To appear in Public Adiminstration Review 2015
But there are also less obvious explanations for this tragedy. It is very ironic that efforts to make government more effective have sometimes led to increased problems for this population. The press coverage since Gray’s death has pointed to administrative policies and processes put in place by former Baltimore Mayor Martin O’Malley that some feel contributed to the explosion we have witnessed on the streets of Baltimore. But O’Malley’s efforts are not unique. What O’Malley brought to Baltimore actually mirrored efforts in NYC that became the model for public administrators across the country who have tried to respond to citizen concern about the effectiveness of public programs. While much of the attention today is on the criminal justice system, similar problems have emerged from other sectors.
O’Malley’s effort – called Citistat – was built on an effort in New York City entitled COMPSTAT (short for complaint statistics). This was a management technique based on private sector concepts that was designed to lead to crime reduction and efficient use of resources. The process emphasized accountability of staff to the top officials in the organization and was used to map crime and identify problems in the criminal justice system.
Staff from local precincts met with top officials weekly and discussed ways to reduce crime. Each local precinct was required to develop a statistical summary of the week’s crime complaints and experiences. They were also required to submit a weekly report describing significant cases, crime patterns and other relevant police activities.
While this process gave the participants the impression that they were improving the delivery of services to the community, there were hidden traps within that process. A number of these attributes are found in other attempts to develop performance assessment efforts.
First, there was a tendency in that process to think about the city as a centralized unit and to develop expectations that applied citywide. This is sometimes called a “one size fits all” approach. This process minimized attention to the special needs of different populations and the way those populations perceived the police and, conversely, how the police perceived them.

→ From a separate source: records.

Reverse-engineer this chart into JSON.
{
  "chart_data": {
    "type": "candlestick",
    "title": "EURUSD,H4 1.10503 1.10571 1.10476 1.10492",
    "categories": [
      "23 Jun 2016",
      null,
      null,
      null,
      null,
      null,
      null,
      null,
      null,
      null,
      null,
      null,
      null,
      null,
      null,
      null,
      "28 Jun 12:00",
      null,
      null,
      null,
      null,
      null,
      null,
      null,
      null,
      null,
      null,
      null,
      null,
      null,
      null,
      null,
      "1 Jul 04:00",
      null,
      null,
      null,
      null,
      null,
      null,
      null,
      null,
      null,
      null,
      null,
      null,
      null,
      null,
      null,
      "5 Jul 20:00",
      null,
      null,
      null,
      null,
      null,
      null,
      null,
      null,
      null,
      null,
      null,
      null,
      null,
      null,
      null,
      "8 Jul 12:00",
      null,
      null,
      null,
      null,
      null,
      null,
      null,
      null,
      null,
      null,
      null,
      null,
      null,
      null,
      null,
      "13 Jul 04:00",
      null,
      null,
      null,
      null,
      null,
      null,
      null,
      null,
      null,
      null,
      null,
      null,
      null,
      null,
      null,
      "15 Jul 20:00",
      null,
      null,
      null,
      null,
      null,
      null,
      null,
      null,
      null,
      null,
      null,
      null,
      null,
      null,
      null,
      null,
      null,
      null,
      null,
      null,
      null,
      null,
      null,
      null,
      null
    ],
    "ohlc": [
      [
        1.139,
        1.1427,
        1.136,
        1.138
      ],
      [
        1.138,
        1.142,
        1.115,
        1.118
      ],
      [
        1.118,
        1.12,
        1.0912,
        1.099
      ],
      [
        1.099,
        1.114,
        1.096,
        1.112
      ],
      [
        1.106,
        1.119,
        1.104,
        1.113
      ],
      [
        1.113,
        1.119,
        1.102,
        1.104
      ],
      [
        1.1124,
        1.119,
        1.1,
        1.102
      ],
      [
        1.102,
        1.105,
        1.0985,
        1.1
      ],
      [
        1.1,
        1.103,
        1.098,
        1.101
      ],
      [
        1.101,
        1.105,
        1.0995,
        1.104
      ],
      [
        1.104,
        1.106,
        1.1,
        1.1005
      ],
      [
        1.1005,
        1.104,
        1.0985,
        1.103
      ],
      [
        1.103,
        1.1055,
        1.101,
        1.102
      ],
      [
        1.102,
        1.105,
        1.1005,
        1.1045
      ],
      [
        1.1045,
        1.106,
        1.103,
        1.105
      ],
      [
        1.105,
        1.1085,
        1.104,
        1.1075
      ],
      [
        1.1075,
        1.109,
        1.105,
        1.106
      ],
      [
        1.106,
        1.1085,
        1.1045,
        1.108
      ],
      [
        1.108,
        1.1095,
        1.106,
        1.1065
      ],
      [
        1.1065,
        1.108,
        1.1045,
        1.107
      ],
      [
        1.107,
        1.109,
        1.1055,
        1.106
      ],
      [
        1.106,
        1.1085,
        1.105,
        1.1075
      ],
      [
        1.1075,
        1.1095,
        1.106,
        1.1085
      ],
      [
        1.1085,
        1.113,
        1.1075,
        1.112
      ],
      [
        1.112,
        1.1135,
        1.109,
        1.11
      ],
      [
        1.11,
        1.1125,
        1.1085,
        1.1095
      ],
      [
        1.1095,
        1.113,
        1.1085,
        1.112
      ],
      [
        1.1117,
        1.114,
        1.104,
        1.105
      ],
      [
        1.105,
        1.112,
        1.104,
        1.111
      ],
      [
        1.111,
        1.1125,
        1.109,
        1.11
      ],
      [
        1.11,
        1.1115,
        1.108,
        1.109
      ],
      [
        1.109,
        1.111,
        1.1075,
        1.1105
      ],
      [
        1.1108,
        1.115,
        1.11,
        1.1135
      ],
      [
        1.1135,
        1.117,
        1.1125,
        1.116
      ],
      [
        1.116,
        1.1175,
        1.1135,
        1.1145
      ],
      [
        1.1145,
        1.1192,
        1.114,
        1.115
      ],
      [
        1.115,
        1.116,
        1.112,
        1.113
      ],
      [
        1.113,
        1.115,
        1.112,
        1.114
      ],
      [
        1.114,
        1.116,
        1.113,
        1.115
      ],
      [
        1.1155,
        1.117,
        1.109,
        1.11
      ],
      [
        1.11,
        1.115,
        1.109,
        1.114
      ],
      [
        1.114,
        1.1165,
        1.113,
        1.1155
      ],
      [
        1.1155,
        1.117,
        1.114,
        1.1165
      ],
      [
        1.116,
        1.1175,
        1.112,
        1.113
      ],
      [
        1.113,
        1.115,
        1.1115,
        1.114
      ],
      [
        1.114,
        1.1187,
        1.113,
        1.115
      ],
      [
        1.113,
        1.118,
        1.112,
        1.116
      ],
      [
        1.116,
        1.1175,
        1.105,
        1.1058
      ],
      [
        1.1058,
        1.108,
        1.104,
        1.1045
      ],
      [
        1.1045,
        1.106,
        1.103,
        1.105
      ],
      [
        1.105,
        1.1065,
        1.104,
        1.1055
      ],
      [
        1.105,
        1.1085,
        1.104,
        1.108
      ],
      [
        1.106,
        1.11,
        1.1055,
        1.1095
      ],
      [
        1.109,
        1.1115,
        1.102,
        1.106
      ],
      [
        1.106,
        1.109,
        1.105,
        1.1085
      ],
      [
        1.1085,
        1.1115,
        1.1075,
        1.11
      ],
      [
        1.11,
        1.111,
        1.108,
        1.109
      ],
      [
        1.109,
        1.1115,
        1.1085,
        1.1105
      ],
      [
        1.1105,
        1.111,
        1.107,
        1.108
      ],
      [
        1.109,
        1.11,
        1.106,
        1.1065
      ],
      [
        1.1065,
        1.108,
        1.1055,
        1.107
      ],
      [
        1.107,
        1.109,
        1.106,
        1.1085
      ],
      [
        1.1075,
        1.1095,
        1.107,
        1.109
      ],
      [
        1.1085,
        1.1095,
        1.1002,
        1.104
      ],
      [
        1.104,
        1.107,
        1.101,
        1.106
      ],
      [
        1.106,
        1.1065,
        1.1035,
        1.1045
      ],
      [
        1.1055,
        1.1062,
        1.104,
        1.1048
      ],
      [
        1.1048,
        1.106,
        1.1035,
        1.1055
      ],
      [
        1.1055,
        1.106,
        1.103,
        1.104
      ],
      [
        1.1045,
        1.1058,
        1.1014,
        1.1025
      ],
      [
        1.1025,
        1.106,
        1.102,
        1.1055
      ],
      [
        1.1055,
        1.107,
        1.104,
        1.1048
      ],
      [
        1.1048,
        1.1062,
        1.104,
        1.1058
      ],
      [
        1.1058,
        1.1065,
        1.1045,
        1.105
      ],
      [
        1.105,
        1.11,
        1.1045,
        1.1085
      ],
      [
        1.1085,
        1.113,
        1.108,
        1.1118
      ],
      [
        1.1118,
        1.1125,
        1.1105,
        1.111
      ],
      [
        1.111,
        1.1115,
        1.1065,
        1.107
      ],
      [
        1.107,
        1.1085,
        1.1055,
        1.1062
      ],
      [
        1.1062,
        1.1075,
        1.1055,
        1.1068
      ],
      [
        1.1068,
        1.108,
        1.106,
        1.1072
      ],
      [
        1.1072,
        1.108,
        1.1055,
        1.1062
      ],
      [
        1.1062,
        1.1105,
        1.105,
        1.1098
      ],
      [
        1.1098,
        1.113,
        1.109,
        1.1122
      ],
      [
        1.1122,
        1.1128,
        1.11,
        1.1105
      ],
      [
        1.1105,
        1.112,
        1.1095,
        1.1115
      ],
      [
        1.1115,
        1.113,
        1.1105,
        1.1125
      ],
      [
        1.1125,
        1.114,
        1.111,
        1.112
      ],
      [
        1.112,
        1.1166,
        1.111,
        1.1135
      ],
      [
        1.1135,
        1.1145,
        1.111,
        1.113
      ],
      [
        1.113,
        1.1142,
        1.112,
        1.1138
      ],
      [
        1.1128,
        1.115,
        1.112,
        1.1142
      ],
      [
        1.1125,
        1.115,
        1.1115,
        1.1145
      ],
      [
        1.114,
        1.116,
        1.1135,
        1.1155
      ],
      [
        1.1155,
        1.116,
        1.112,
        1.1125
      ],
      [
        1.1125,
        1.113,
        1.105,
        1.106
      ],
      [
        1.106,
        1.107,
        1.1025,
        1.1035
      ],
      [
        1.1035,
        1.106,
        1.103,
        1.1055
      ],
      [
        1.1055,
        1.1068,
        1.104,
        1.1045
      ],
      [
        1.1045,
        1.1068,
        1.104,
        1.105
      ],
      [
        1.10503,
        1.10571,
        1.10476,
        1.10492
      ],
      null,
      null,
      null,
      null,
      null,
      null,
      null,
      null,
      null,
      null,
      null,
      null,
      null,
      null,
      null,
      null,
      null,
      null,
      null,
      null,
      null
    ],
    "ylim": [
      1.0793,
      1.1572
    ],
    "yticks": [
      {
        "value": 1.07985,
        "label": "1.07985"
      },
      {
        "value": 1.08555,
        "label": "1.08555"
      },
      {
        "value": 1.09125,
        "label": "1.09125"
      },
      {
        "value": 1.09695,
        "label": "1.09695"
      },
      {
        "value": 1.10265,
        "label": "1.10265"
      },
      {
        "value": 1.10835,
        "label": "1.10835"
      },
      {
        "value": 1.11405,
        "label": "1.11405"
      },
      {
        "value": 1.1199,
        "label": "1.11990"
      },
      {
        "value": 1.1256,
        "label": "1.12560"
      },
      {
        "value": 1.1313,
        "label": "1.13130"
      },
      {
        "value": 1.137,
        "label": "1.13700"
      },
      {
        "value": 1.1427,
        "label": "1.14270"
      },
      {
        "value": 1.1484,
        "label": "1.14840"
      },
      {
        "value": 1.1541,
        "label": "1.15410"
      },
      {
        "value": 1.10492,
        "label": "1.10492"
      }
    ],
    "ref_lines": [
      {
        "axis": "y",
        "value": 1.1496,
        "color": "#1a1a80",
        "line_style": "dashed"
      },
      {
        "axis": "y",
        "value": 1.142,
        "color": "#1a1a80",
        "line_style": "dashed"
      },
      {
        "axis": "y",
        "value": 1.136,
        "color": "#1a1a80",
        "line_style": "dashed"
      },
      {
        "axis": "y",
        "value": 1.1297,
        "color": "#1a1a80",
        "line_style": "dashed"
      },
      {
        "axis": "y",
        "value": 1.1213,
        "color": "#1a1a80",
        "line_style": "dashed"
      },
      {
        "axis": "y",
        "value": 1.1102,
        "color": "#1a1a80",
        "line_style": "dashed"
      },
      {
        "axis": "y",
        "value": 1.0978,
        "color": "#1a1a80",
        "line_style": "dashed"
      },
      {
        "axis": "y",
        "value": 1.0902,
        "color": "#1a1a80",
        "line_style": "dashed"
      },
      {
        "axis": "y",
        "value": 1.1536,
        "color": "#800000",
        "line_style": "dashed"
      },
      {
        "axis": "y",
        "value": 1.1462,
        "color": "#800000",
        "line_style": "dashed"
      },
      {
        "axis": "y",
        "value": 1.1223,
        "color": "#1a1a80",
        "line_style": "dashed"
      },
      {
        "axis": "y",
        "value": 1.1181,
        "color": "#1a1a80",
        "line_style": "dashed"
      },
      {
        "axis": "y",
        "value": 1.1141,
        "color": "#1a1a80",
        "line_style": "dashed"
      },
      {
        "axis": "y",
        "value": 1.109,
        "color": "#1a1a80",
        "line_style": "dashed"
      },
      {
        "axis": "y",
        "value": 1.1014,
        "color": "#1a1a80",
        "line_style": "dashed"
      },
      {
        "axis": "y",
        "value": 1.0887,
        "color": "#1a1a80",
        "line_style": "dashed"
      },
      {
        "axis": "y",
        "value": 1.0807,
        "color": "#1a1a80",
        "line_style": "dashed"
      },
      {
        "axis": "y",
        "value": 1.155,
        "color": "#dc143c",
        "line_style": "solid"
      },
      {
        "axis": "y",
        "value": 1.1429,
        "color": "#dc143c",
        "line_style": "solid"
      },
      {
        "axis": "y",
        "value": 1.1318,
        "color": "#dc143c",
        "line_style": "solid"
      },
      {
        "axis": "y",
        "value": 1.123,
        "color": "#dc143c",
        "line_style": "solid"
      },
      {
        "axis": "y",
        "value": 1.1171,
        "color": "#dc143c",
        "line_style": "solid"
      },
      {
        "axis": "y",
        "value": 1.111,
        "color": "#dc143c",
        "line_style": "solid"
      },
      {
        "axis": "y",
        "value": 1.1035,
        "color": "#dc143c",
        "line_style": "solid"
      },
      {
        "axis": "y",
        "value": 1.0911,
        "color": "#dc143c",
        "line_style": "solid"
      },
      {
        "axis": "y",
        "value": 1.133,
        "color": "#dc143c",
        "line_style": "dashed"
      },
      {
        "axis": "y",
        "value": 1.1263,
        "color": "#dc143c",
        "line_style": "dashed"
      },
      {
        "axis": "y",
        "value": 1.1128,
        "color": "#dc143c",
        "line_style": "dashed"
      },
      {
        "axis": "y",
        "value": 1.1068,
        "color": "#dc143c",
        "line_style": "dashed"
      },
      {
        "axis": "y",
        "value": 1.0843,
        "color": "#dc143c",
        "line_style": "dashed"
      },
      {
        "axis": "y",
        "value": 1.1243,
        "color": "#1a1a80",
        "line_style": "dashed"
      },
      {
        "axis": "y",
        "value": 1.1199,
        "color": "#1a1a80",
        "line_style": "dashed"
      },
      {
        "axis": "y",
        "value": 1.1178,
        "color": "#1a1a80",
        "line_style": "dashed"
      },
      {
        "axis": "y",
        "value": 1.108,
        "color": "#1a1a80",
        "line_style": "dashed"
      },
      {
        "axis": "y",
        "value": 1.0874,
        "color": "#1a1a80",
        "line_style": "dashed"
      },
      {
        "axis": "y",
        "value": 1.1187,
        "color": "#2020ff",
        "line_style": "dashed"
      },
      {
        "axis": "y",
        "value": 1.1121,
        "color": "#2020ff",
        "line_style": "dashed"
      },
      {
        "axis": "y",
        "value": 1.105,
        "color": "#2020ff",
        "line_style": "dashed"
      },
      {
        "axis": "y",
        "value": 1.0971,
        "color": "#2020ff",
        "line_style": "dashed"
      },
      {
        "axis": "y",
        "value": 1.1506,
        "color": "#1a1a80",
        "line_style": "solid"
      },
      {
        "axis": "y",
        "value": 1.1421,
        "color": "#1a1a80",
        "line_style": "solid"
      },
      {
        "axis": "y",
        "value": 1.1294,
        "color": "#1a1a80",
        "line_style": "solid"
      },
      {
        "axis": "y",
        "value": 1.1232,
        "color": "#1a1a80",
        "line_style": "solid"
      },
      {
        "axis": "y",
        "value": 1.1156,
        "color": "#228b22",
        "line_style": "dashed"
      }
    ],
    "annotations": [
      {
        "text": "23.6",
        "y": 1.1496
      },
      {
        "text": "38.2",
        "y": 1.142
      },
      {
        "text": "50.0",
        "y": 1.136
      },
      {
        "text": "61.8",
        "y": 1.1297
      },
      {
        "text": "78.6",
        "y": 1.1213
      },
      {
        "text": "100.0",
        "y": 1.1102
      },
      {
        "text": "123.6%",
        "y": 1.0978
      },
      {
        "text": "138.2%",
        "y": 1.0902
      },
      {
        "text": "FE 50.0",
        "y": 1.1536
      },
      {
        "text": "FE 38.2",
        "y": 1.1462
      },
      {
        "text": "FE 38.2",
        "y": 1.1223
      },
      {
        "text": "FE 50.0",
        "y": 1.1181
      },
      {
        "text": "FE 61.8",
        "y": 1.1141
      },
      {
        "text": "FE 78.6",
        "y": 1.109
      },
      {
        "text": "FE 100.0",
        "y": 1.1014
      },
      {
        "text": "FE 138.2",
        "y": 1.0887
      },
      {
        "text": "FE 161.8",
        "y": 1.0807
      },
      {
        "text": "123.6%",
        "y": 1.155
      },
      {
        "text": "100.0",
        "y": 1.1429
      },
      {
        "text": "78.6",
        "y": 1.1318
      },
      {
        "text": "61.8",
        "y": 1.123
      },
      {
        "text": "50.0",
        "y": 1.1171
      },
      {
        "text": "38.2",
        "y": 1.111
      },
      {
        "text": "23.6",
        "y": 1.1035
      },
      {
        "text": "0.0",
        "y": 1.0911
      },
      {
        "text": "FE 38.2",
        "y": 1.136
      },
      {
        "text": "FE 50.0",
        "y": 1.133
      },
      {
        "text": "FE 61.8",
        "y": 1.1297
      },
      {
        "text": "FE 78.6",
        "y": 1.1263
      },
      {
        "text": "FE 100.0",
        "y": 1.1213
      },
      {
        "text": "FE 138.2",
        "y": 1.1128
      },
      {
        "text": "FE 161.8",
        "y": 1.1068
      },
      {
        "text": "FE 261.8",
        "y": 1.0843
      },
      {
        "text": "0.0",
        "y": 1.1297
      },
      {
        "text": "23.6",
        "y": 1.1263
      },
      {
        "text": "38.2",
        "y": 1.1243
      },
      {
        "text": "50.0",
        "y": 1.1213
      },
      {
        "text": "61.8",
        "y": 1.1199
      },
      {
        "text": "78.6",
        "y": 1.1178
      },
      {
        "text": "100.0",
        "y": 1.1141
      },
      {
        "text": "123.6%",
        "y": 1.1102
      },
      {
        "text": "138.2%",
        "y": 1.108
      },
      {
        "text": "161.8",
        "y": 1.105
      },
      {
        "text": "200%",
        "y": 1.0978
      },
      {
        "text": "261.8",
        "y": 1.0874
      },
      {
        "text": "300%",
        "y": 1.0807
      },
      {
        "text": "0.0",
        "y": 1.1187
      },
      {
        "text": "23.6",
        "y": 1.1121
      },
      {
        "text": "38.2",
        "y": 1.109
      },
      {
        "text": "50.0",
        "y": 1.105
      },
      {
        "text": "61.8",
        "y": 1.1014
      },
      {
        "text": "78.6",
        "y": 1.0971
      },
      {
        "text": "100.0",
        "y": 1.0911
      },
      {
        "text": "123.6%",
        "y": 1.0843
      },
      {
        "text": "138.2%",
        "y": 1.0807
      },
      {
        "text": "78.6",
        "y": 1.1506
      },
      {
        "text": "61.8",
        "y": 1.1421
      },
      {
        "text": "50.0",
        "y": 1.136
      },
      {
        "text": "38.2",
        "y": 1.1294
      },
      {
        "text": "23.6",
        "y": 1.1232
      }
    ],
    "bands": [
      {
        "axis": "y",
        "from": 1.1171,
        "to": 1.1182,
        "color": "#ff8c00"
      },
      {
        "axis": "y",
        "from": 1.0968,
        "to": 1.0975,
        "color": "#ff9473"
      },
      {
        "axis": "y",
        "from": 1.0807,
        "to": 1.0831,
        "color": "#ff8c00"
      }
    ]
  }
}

Second, the reliance on quantitative data minimized attention to qualitative assessments of the service, particularly issues related to the quality of treatment. When the New York City police department initially emphasized stop-and frisk, it produced 50,000 stops a year. The department decided that these stops were a good metric for productivity and the annual number ultimately exceeded half a million stops. Many police officers acknowledged that this policy produced many unjustified stops.
Third, most of the measures that were used in the process were based on attempts to maximize efficiency in the delivery of service. Increased efficiency was often expected to lead to budget reductions. There was little attention to the effectiveness of programs or equity aspects of the service delivery. Some have described this as worshipping the gods of efficiency and ignoring issues of equity.
Fourth, the process that was put in place created pressure on individual police officers to meet the centralized expectations. Salary decisions were sometimes linked to these assessments. At least one assessment of the NYC experience found that a number of retired police officials complained that pressure from department brass prompted widespread statistical manipulation of CompStat data, specifically by downgrading reports of serious crimes to less serious offenses.
Management strategies such as Compstat clearly have positive motivations behind them. However, the unanticipated consequences of these efforts cannot be ignored. The belief that managing only what you can count can be misleading. The Baltimore tragedy suggests that we need different techniques that acknowledge the complexity of many programs. We must acknowledge that what may work in one setting is not helpful in another.
This is not an easy problem to solve. It is clear that relying only on quantitative measures has real limitations. The challenge is to find a way to strike a balance between quantitative measures and qualitative assessments. This brings us back to one of the basic issues in the public administration field: acknowledging that management is both an art as well as a science.